I feel the uncle's high ground is undercut, by him immediately trying to place all the blame for the deaths on an innocent woman, simply because she's a peasant/thief, and thus he doesn't trust/like her. I think it was showing that the samurai aren't as "honorable" as they make themselves out to be. I mean, that's some first class nepotism to avoid capital punishment if I've seen it.There is a point where his uncle turns on him after, well, commiting a war crime, but the game never really seems to acknowledge that his uncle is in the right there.
I've also always found it kind of odd, where the line is drawn on what is acceptable methods of killing hundreds of people. I mean, fire and explosives are perfectly ok, so would it not have been a war crime if Jin had just set off a ton of bombs? A weapon both the Japanese and Mongols used a lot? Or just set them all on fire? Again, fire, really popular weapon. But, somehow poison is going too far. It's always weird to me. Especially when traditionally, ninja would be the ones that would do things like this for their shogun, at that lord's behest. They did all the shady stuff so the ruler's hands stayed clean. So, if you sanction such tactics, are you still honorable? The tenants of bushido would suggest so.

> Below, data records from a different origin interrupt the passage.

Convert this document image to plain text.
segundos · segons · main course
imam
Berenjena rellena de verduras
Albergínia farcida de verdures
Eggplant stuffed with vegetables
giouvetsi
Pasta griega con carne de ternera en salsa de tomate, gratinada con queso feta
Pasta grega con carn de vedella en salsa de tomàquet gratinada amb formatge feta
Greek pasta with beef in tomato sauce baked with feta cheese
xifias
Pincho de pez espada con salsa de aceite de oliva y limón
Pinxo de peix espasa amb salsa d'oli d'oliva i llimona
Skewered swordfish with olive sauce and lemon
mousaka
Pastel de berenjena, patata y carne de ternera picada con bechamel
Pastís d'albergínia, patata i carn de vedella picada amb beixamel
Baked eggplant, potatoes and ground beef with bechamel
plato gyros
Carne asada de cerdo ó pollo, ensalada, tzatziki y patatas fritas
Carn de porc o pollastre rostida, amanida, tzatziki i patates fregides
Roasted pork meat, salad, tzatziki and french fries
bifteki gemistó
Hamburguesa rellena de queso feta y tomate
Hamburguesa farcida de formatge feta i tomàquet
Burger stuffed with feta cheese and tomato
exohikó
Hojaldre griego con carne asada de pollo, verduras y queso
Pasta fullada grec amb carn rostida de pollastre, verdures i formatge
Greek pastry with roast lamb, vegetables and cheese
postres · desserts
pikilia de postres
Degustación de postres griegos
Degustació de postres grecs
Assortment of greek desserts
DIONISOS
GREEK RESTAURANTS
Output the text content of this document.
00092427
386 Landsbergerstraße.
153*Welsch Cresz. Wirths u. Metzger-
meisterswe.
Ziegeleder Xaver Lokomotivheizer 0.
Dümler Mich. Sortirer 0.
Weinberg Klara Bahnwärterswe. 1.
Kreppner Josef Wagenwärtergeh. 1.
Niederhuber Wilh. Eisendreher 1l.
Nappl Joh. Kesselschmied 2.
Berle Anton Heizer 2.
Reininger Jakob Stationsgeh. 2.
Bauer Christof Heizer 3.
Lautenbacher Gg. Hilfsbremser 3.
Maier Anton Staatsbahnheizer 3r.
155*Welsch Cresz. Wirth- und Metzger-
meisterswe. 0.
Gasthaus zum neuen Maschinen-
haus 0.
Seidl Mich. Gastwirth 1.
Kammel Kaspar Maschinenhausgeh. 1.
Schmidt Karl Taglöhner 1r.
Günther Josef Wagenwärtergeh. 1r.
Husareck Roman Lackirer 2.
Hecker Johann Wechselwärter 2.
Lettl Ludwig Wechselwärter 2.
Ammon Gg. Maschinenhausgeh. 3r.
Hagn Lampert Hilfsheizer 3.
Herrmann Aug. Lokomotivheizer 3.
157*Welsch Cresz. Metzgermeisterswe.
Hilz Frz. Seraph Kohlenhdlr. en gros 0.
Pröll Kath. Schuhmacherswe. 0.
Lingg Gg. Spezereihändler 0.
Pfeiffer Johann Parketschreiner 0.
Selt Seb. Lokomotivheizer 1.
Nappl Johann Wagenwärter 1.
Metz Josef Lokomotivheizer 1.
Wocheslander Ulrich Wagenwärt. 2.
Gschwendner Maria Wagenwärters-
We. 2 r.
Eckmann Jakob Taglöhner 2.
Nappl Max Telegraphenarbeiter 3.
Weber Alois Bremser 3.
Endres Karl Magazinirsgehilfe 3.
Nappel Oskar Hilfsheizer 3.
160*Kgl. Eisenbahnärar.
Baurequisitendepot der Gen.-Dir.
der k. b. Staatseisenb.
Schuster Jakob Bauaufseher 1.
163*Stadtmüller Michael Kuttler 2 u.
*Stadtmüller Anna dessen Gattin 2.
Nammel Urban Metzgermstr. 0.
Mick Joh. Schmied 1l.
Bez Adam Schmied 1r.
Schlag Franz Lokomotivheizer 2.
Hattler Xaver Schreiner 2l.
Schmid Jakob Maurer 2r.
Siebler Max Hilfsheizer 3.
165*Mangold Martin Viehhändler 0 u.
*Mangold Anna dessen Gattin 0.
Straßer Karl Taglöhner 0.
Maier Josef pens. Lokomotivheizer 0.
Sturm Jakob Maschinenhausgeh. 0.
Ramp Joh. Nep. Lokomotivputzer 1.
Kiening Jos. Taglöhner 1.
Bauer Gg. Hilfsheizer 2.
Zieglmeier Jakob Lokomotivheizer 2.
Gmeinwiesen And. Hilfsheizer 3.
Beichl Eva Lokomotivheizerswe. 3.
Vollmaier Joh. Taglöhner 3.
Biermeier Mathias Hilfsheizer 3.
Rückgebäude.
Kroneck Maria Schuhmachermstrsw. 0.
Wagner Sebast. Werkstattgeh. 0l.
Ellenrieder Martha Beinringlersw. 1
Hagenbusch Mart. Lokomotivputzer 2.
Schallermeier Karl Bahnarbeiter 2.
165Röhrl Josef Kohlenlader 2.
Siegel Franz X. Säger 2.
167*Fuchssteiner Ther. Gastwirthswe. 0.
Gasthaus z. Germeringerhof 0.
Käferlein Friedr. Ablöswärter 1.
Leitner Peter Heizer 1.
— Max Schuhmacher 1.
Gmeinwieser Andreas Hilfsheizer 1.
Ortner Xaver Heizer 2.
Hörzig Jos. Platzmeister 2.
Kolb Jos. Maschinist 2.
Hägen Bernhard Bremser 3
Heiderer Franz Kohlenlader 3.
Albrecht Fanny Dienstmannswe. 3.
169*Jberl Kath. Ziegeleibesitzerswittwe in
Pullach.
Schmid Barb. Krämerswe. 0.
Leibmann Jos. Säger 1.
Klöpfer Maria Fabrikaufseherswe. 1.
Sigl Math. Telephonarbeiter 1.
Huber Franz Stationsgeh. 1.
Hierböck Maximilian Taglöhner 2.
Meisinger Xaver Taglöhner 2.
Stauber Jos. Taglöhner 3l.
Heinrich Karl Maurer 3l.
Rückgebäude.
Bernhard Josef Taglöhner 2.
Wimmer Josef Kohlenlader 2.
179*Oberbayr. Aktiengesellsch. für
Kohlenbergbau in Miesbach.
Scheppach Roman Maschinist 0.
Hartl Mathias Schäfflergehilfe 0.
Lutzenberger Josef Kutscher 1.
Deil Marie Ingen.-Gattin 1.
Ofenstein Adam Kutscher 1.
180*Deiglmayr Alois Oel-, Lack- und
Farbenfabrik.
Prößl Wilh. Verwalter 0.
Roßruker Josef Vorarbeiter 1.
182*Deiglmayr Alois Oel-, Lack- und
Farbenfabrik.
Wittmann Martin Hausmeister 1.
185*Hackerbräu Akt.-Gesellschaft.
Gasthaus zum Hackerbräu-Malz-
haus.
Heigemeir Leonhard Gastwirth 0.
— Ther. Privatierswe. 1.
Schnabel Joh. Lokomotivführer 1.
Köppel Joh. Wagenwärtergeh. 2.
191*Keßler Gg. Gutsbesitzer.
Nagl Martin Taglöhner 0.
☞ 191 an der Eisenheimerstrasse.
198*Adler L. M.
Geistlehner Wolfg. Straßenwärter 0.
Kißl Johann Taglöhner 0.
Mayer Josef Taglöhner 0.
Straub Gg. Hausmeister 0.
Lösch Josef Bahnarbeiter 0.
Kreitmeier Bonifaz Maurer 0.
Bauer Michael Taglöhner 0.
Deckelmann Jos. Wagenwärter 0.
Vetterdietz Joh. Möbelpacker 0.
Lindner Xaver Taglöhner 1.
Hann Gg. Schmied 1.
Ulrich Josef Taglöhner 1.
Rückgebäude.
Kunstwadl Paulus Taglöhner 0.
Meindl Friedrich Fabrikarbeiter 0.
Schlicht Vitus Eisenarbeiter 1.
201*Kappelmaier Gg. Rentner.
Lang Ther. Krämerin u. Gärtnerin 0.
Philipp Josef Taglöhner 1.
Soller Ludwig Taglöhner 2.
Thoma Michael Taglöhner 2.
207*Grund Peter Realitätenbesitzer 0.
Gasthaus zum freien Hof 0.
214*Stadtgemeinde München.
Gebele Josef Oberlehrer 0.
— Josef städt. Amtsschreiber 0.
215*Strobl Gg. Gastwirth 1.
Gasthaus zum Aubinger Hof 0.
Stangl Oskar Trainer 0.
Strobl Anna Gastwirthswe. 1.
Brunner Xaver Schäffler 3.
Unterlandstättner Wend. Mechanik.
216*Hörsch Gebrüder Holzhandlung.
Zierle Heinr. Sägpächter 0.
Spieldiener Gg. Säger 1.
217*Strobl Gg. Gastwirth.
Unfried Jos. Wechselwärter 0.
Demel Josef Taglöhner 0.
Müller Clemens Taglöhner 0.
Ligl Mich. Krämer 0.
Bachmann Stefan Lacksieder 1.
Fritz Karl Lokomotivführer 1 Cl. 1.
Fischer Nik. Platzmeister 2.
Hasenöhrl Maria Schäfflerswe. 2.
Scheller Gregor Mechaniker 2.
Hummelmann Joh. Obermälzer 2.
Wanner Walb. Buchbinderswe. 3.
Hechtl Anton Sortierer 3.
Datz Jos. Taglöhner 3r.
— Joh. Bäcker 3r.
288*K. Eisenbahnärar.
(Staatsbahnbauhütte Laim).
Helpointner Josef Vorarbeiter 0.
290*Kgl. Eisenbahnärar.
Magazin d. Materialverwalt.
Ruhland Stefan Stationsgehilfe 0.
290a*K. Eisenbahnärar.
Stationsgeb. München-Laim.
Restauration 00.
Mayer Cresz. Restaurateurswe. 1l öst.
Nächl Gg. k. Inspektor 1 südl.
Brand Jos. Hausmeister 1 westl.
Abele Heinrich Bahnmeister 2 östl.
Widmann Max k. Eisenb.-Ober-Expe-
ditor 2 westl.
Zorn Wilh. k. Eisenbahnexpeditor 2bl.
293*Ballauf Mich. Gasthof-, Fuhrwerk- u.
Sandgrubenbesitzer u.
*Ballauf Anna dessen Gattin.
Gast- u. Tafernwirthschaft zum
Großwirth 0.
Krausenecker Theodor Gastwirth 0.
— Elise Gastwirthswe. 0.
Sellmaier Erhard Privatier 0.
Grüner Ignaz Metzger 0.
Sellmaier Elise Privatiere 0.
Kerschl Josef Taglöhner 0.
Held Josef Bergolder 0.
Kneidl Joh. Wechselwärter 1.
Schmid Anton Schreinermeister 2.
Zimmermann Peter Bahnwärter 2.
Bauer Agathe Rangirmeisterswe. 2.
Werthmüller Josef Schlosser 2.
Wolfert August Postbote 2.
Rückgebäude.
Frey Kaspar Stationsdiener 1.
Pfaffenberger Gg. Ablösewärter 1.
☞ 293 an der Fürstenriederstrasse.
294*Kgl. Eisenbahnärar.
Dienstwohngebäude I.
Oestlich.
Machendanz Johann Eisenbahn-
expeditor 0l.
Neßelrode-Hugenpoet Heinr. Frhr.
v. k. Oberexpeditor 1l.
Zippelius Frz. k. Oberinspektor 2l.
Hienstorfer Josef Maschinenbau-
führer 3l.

It's a big mess morally, and the game doesn't really stick the landing in that regard, I'll grant you. For me though, the telling difference between Jin and his Uncle (and samurai in general as shown in the game), is that Jin was willing to give up his "honor" to save the lives of his people. But his uncle, was willing to give up the lives of his people, to save his honor. That'a s telling difference to me. If you get a hundred of your men killed in a foolhardy assault, when killing the enemy (the whole reason you assaulted in the first place) in an extreme way would save those lives, what is the right choice?
Maybe Sucker Punch was trying to illustrate that? The morally gray nature of that culture and it's codes of ethics? But I agree the writing didn't really follow through as well as it could have.